WartaPenaNews, Jakarta – Jumlah penderita COVID-19 belum juga turun selama hampir satu tahun – terhitung sejak pertama kali ditemukan kasus ini pada Desember 2019 di Wuhan, China.
Para ilmuwan terus melakukan penelitian bagaimana menekan jumlah pasien terinfeksi wabah ini. Salah satunya kemampuan vitamin D menangkal COVID-19 ke dalam tubuh manusia.
Pada Mei lalu, sebuah jurnal penelitian terbitan Aging Clinical and Experimental Research menemukan 20 negara di Eropa dengan tingkat vitamin D yang rendah memiliki kasus terinfeksi COVID-19 dan jumlah kematian yang tinggi.
Namun, jurnal tersebut dibantah oleh Jama Network Open yang terbit pada Selasa, 3 September 2020. Di dalam penelitiannya justru ditemukan sebaliknya.
Menurut jurnal itu, orang yang kekurangan vitamin D risiko terinfeksi COVID-19 menjadi dua kali lebih rendah dibandingkan dengan orang dengan kadar vitamin D yang cukup.
Seperti dilansir dari laman Live Science, penelitian lainnya dari The Journal of Clinical Endocrinology & Metabolisme menyebutkan bila pasien positif COVID-19 yang dirawat di rumah sakit memiliki tingkat kandungan vitamin D yang rendah dibandingkan orang yang tidak terkena COVID-19 tetapi kadar vitaminnya cukup yang diukur sebelum pandemi.
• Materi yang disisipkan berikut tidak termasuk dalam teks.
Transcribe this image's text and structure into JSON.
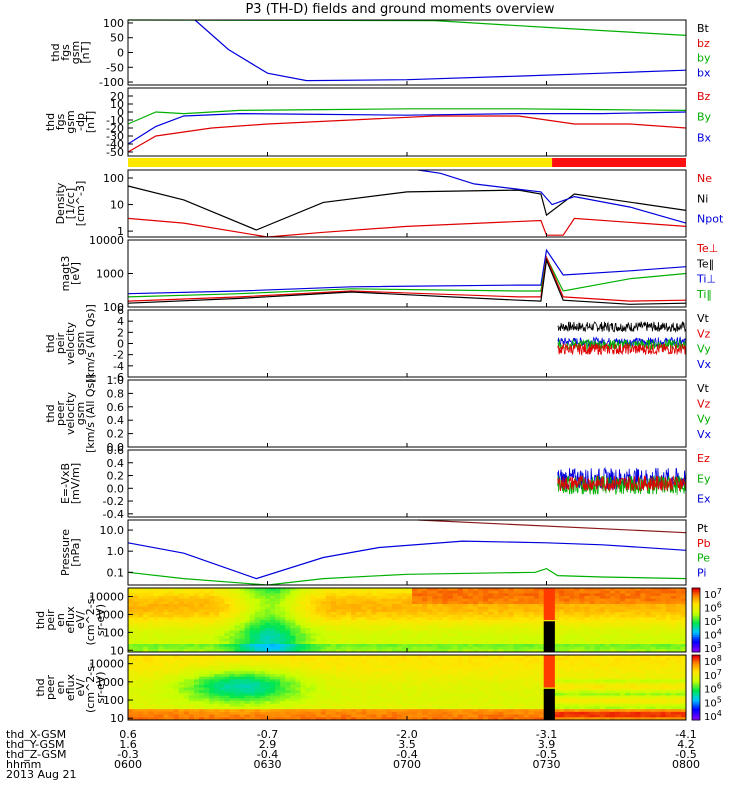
{
  "chart_data": {
    "type": "line",
    "title": "P3 (TH-D) fields and ground moments overview",
    "x": {
      "time_labels": [
        "0600",
        "0630",
        "0700",
        "0730",
        "0800"
      ],
      "date": "2013 Aug 21"
    },
    "ephemeris": {
      "rows": [
        {
          "label": "thd_X-GSM",
          "values": [
            "0.6",
            "-0.7",
            "-2.0",
            "-3.1",
            "-4.1"
          ]
        },
        {
          "label": "thd_Y-GSM",
          "values": [
            "1.6",
            "2.9",
            "3.5",
            "3.9",
            "4.2"
          ]
        },
        {
          "label": "thd_Z-GSM",
          "values": [
            "-0.3",
            "-0.4",
            "-0.4",
            "-0.5",
            "-0.5"
          ]
        },
        {
          "label": "hhmm",
          "values": [
            "0600",
            "0630",
            "0700",
            "0730",
            "0800"
          ]
        }
      ]
    },
    "panels": [
      {
        "id": "fgs",
        "ylabel": [
          "thd",
          "fgs",
          "gsm",
          "[nT]"
        ],
        "ylim": [
          -110,
          110
        ],
        "ticks": [
          "100",
          "50",
          "0",
          "-50",
          "-100"
        ],
        "tick_values": [
          100,
          50,
          0,
          -50,
          -100
        ],
        "legend": [
          {
            "label": "Bt",
            "color": "#000000"
          },
          {
            "label": "bz",
            "color": "#e00000"
          },
          {
            "label": "by",
            "color": "#00b000"
          },
          {
            "label": "bx",
            "color": "#0000dd"
          }
        ],
        "series": [
          {
            "name": "by",
            "color": "#00b000",
            "x": [
              0,
              0.55,
              0.75,
              1
            ],
            "y": [
              110,
              108,
              85,
              58
            ]
          },
          {
            "name": "bx",
            "color": "#0000dd",
            "x": [
              0.12,
              0.18,
              0.25,
              0.32,
              0.5,
              0.7,
              0.85,
              1
            ],
            "y": [
              110,
              10,
              -70,
              -95,
              -92,
              -80,
              -70,
              -60
            ]
          }
        ]
      },
      {
        "id": "fgs_dp",
        "ylabel": [
          "thd",
          "fgs",
          "gsm",
          "-dp",
          "[nT]"
        ],
        "ylim": [
          -55,
          30
        ],
        "ticks": [
          "20",
          "10",
          "0",
          "-10",
          "-20",
          "-30",
          "-40",
          "-50"
        ],
        "tick_values": [
          20,
          10,
          0,
          -10,
          -20,
          -30,
          -40,
          -50
        ],
        "legend": [
          {
            "label": "Bz",
            "color": "#e00000"
          },
          {
            "label": "By",
            "color": "#00b000"
          },
          {
            "label": "Bx",
            "color": "#0000dd"
          }
        ],
        "series": [
          {
            "name": "By",
            "color": "#00b000",
            "x": [
              0,
              0.05,
              0.1,
              0.2,
              0.35,
              0.5,
              0.7,
              0.85,
              1
            ],
            "y": [
              -15,
              0,
              -2,
              2,
              3,
              4,
              4,
              3,
              2
            ]
          },
          {
            "name": "Bz",
            "color": "#e00000",
            "x": [
              0,
              0.05,
              0.1,
              0.15,
              0.25,
              0.4,
              0.55,
              0.7,
              0.8,
              0.9,
              1
            ],
            "y": [
              -50,
              -30,
              -25,
              -20,
              -15,
              -10,
              -5,
              -5,
              -15,
              -15,
              -20
            ]
          },
          {
            "name": "Bx",
            "color": "#0000dd",
            "x": [
              0,
              0.05,
              0.1,
              0.2,
              0.35,
              0.5,
              0.7,
              0.85,
              1
            ],
            "y": [
              -40,
              -18,
              -5,
              -2,
              -3,
              -4,
              -2,
              -2,
              0
            ]
          }
        ]
      },
      {
        "id": "density",
        "ylabel": [
          "Density",
          "[1/cc]",
          "[cm^-3]"
        ],
        "log": true,
        "ylim": [
          0.6,
          200
        ],
        "ticks": [
          "100",
          "10",
          "1"
        ],
        "tick_values": [
          100,
          10,
          1
        ],
        "legend": [
          {
            "label": "Ne",
            "color": "#e00000"
          },
          {
            "label": "Ni",
            "color": "#000000"
          },
          {
            "label": "Npot",
            "color": "#0000dd"
          }
        ],
        "series": [
          {
            "name": "Ni",
            "color": "#000000",
            "x": [
              0,
              0.1,
              0.23,
              0.35,
              0.5,
              0.7,
              0.74,
              0.75,
              0.8,
              1
            ],
            "y": [
              50,
              15,
              1.1,
              12,
              30,
              35,
              25,
              4,
              25,
              6
            ]
          },
          {
            "name": "Ne",
            "color": "#e00000",
            "x": [
              0,
              0.1,
              0.25,
              0.35,
              0.5,
              0.74,
              0.75,
              0.78,
              0.8,
              1
            ],
            "y": [
              3,
              2,
              0.6,
              0.9,
              1.5,
              2.5,
              0.7,
              0.7,
              3,
              1.5
            ]
          },
          {
            "name": "Npot",
            "color": "#0000dd",
            "x": [
              0.52,
              0.56,
              0.62,
              0.74,
              0.76,
              0.8,
              0.9,
              1
            ],
            "y": [
              200,
              150,
              60,
              30,
              10,
              20,
              8,
              2
            ]
          }
        ]
      },
      {
        "id": "temp",
        "ylabel": [
          "magt3",
          "[eV]"
        ],
        "log": true,
        "ylim": [
          100,
          10000
        ],
        "ticks": [
          "10000",
          "1000",
          "100"
        ],
        "tick_values": [
          10000,
          1000,
          100
        ],
        "legend": [
          {
            "label": "Te⊥",
            "color": "#e00000"
          },
          {
            "label": "Te‖",
            "color": "#000000"
          },
          {
            "label": "Ti⊥",
            "color": "#0000dd"
          },
          {
            "label": "Ti‖",
            "color": "#00b000"
          }
        ],
        "series": [
          {
            "name": "Ti⊥",
            "color": "#0000dd",
            "x": [
              0,
              0.2,
              0.4,
              0.7,
              0.74,
              0.75,
              0.78,
              0.9,
              1
            ],
            "y": [
              250,
              300,
              400,
              450,
              450,
              5000,
              900,
              1200,
              1600
            ]
          },
          {
            "name": "Ti‖",
            "color": "#00b000",
            "x": [
              0,
              0.2,
              0.4,
              0.7,
              0.74,
              0.75,
              0.78,
              0.9,
              1
            ],
            "y": [
              200,
              250,
              350,
              300,
              300,
              3000,
              300,
              700,
              1000
            ]
          },
          {
            "name": "Te⊥",
            "color": "#e00000",
            "x": [
              0,
              0.2,
              0.4,
              0.7,
              0.74,
              0.75,
              0.78,
              0.9,
              1
            ],
            "y": [
              150,
              200,
              300,
              200,
              200,
              3000,
              200,
              150,
              160
            ]
          },
          {
            "name": "Te‖",
            "color": "#000000",
            "x": [
              0,
              0.2,
              0.4,
              0.7,
              0.74,
              0.75,
              0.78,
              0.9,
              1
            ],
            "y": [
              130,
              180,
              280,
              160,
              150,
              2500,
              160,
              120,
              130
            ]
          }
        ]
      },
      {
        "id": "vi",
        "ylabel": [
          "thd",
          "peir",
          "velocity",
          "gsm",
          "[km/s (All Qs)]"
        ],
        "ylim": [
          -6,
          6
        ],
        "ticks": [
          "6",
          "4",
          "2",
          "0",
          "-2",
          "-4",
          "-6"
        ],
        "tick_values": [
          6,
          4,
          2,
          0,
          -2,
          -4,
          -6
        ],
        "legend": [
          {
            "label": "Vt",
            "color": "#000000"
          },
          {
            "label": "Vz",
            "color": "#e00000"
          },
          {
            "label": "Vy",
            "color": "#00b000"
          },
          {
            "label": "Vx",
            "color": "#0000dd"
          }
        ],
        "noise": [
          {
            "name": "Vt",
            "color": "#000000",
            "start": 0.77,
            "mean": 3,
            "amp": 0.9
          },
          {
            "name": "Vx",
            "color": "#0000dd",
            "start": 0.77,
            "mean": 0.3,
            "amp": 0.8
          },
          {
            "name": "Vy",
            "color": "#00b000",
            "start": 0.77,
            "mean": -0.2,
            "amp": 0.9
          },
          {
            "name": "Vz",
            "color": "#e00000",
            "start": 0.77,
            "mean": -1.0,
            "amp": 1.0
          }
        ]
      },
      {
        "id": "ve",
        "ylabel": [
          "thd",
          "peer",
          "velocity",
          "gsm",
          "[km/s (All Qs)]"
        ],
        "ylim": [
          0,
          1
        ],
        "ticks": [
          "1.0",
          "0.8",
          "0.6",
          "0.4",
          "0.2",
          "0.0"
        ],
        "tick_values": [
          1,
          0.8,
          0.6,
          0.4,
          0.2,
          0
        ],
        "legend": [
          {
            "label": "Vt",
            "color": "#000000"
          },
          {
            "label": "Vz",
            "color": "#e00000"
          },
          {
            "label": "Vy",
            "color": "#00b000"
          },
          {
            "label": "Vx",
            "color": "#0000dd"
          }
        ]
      },
      {
        "id": "efield",
        "ylabel": [
          "E=-VxB",
          "[mV/m]"
        ],
        "ylim": [
          -0.45,
          0.6
        ],
        "ticks": [
          "0.6",
          "0.4",
          "0.2",
          "0.0",
          "-0.2",
          "-0.4"
        ],
        "tick_values": [
          0.6,
          0.4,
          0.2,
          0,
          -0.2,
          -0.4
        ],
        "legend": [
          {
            "label": "Ez",
            "color": "#e00000"
          },
          {
            "label": "Ey",
            "color": "#00b000"
          },
          {
            "label": "Ex",
            "color": "#0000dd"
          }
        ],
        "noise": [
          {
            "name": "Ex",
            "color": "#0000dd",
            "start": 0.77,
            "mean": 0.15,
            "amp": 0.17
          },
          {
            "name": "Ey",
            "color": "#00b000",
            "start": 0.77,
            "mean": 0.05,
            "amp": 0.15
          },
          {
            "name": "Ez",
            "color": "#e00000",
            "start": 0.77,
            "mean": 0.08,
            "amp": 0.12
          }
        ]
      },
      {
        "id": "pressure",
        "ylabel": [
          "Pressure",
          "[nPa]"
        ],
        "log": true,
        "ylim": [
          0.025,
          30
        ],
        "ticks": [
          "10.0",
          "1.0",
          "0.1"
        ],
        "tick_values": [
          10,
          1,
          0.1
        ],
        "legend": [
          {
            "label": "Pt",
            "color": "#000000"
          },
          {
            "label": "Pb",
            "color": "#e00000"
          },
          {
            "label": "Pe",
            "color": "#00b000"
          },
          {
            "label": "Pi",
            "color": "#0000dd"
          }
        ],
        "series": [
          {
            "name": "Pb",
            "color": "#8b1a1a",
            "x": [
              0.52,
              1
            ],
            "y": [
              30,
              7.5
            ]
          },
          {
            "name": "Pi",
            "color": "#0000dd",
            "x": [
              0,
              0.1,
              0.23,
              0.35,
              0.45,
              0.6,
              0.75,
              0.85,
              1
            ],
            "y": [
              2.5,
              0.8,
              0.05,
              0.5,
              1.5,
              3,
              2.5,
              2,
              1.1
            ]
          },
          {
            "name": "Pe",
            "color": "#00b000",
            "x": [
              0,
              0.1,
              0.25,
              0.35,
              0.5,
              0.73,
              0.75,
              0.77,
              0.85,
              1
            ],
            "y": [
              0.1,
              0.05,
              0.025,
              0.05,
              0.08,
              0.1,
              0.15,
              0.07,
              0.06,
              0.05
            ]
          }
        ]
      },
      {
        "id": "ion_spec",
        "type": "heatmap",
        "ylabel": [
          "thd",
          "peir",
          "en",
          "eflux",
          "eV/",
          "(cm^2-s-",
          "sr-eV)"
        ],
        "ticks": [
          "10000",
          "1000",
          "100",
          "10"
        ],
        "tick_values": [
          10000,
          1000,
          100,
          10
        ],
        "ylim": [
          8,
          30000
        ],
        "log": true,
        "colorbar_labels": [
          "10^7",
          "10^6",
          "10^5",
          "10^4",
          "10^3"
        ]
      },
      {
        "id": "elec_spec",
        "type": "heatmap",
        "ylabel": [
          "thd",
          "peer",
          "en",
          "eflux",
          "eV/",
          "(cm^2-s-",
          "sr-eV)"
        ],
        "ticks": [
          "10000",
          "1000",
          "100",
          "10"
        ],
        "tick_values": [
          10000,
          1000,
          100,
          10
        ],
        "ylim": [
          8,
          30000
        ],
        "log": true,
        "colorbar_labels": [
          "10^8",
          "10^7",
          "10^6",
          "10^5",
          "10^4"
        ]
      }
    ],
    "mode_bar": [
      {
        "from": 0,
        "to": 0.76,
        "color": "#ffe800"
      },
      {
        "from": 0.76,
        "to": 1,
        "color": "#ff1010"
      }
    ]
  }
}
Menurut Adrian Martineau, salah satu ilmuwan yang mempelajari infeksi pernapasan dan kekebalan tubuh di Queen Mary University of London, Inggris, penelitian tersebut tidak membuktikan jika kekurangan vitamin D menjadi penyebab meningkatnya risiko terkena Virus Corona.
Oleh karena itu, ia pun mendorong untuk melakukan studi lebih lanjut agar mengetahui hubungan sebab-akibatnya. Adrian mengaku ada beberapa alasan mengapa vitamin D bisa mengurangi risiko terkena COVID-19.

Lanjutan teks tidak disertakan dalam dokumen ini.